Что же касаемо коменданта крепости сэра Томас Кюнемонда и его помощника — бог весть, что они делали. Да ничего толкового: ни город, ни крепость защитить не смогли — сдали.
* * *
Боярина Анкудея Ивановича Хомякина, отпев, схоронили на православном погосте при Спасской церкви. При жизни Хомякин много грешил, но воином оказался славным. При известии о его гибели плакала семья в Новгороде, немножко всплакнули слуги… и уж совсем навзрыд рыдала одна тихвинская дева — холопка. Нет боярина — убили. Кто ее теперь защитит?

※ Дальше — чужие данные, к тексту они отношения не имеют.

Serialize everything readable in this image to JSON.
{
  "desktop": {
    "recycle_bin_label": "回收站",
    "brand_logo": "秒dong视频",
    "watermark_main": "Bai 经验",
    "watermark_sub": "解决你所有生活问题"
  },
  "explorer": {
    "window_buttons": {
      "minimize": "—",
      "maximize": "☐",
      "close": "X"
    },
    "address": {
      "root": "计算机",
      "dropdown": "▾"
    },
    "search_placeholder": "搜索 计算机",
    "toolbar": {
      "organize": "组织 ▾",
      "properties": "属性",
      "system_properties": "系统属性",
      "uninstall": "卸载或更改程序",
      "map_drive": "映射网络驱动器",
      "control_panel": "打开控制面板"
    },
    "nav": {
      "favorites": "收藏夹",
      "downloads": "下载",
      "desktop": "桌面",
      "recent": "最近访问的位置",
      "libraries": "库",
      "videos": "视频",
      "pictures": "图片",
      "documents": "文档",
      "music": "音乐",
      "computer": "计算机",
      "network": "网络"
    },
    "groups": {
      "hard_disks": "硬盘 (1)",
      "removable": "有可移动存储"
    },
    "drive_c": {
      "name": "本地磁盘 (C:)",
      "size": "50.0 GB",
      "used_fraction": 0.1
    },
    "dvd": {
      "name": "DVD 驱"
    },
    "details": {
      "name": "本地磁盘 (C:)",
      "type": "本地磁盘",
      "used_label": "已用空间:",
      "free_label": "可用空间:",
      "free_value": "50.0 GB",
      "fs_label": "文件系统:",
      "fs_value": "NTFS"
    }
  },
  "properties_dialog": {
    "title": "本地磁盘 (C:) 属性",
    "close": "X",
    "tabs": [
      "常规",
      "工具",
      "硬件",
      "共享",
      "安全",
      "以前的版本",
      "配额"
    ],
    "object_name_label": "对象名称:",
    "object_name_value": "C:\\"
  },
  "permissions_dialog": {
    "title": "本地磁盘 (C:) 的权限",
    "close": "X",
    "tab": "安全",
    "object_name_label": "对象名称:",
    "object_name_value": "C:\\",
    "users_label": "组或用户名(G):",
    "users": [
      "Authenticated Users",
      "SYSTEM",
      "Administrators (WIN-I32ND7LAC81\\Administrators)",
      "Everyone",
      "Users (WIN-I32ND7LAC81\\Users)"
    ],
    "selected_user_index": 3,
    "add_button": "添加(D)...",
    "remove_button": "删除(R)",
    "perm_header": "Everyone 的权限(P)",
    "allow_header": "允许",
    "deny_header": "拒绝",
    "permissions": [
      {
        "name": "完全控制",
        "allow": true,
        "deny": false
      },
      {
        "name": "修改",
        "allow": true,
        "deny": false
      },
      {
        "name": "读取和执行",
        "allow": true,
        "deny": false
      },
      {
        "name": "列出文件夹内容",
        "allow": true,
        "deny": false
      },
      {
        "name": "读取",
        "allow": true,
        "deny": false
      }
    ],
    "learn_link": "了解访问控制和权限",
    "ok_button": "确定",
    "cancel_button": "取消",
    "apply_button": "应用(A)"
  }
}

Никита Петрович Бутурлин же, будучи человеком служилым, так покуда и не вернулся домой, дабы решить все свои земельные дела. Не попал пока и в Ригу — ратник на войне сам себе не хозяин. Да и о возлюбленной Аннушке, честно говоря, некогда было грустить. Как-то и вспоминал ее Никита все реже и реже… да и была ли у них любовь? Может, это просто влюбленность? Поехать бы в Ригу, встретиться, поговорить. Как там Аннушка? Вышла уже замуж за того черта купца? Или все еще считается помолвленной? А батюшка ее как? Эх, Аннушка, Аннушка… все же томило, томило сердце. Может, и вправду — любовь? Разобраться бы… понять бы… Ибо вместо Аннушки все чаще и чаще представлялась Никите некая девушка Серафима… ключница с небесно-голубыми глазами и юным трепетным телом. За кого она там замуж просилась? За какого-то богатого хромца… А вот уж нет! Погодим… посмотрим…
Через пару дней после похорон Хомякина князь-воевода Потемкин увел войско к крепости Орешек, именуемой шведами Нотебург. В Ниене же… кто спасся — тот спасся, кто уцелел — тот уцелел…
Не прошло и пяти лет, как по Кардисскому миру город вновь вошел в состав Швеции и очень быстро возродился… чтобы потом сгинуть уже навсегда, уступив место блистательному Санкт-Петербургу.